Baseball Hall of Fame
- Induction: 2014

= Omar Linares =

Cuban baseball player

Omar Linares Izquierdo (born October 23, 1967) is a Cuban former professional baseball third baseman, first baseman and coach. He played for the Cuba national baseball team as well as professionally for Vegueros de Pinar del Río of the Cuban National Series (SNB) and Chunichi Dragons of Nippon Professional Baseball (NPB).

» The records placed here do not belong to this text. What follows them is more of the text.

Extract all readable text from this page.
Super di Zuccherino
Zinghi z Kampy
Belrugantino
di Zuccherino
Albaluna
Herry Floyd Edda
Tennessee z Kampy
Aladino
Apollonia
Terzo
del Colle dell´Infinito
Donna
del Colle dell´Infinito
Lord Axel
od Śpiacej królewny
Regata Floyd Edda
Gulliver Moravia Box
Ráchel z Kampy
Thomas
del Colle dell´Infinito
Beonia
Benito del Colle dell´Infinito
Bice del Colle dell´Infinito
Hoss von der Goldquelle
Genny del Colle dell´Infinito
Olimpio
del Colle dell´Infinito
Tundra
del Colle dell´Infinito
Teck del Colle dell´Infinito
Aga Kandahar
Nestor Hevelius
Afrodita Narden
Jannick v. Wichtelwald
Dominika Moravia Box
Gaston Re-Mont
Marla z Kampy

In 2009, Linares decided to become a hitting and first base coach for longtime rival team Industriales, helping them to conquer a national championship, his first as an assistant coach.

==Career in Cuba==
Linares spent 20 seasons with Pinar del Río in Cuba's National Series, compiling a career .368 batting average, the best in the league's history, with 404 home runs (third among all-times in Cuban league), 1,547 runs batted in and 264 stolen bases. He led the National Series in batting average four times, in RBIs four times and in walks six times. At the end of his career, Linares spent three seasons with the Chunichi Dragons of Japan's Central League, retiring in 2004.

==International career==
As a 14-year-old, Linares was the starting second baseman for the Cuba national youth team at the World Championship, where they won gold. The inclusion of Linares in the Cuba national baseball team at the age of 17, as an optional replacement of slugger Jose "Cheito" Rodriguez after his suspension by the Cuba National baseball commission, is attributed to former manager Jose Miguel Pineda. Linares was a mainstay on the national team under the guidance of Luis Giraldo Casanova during much of the 1980s and 1990s, as the starting third baseman on World Championship winning teams in 1986, 1988, 1990, 1994, 1998 and 2001. He was part of Cuba's Olympic gold medal teams in 1992 and 1996, and the silver medal team in 2000. Linares also played for the Cuba national team in their 1999 exhibition series versus the Baltimore Orioles of Major League Baseball.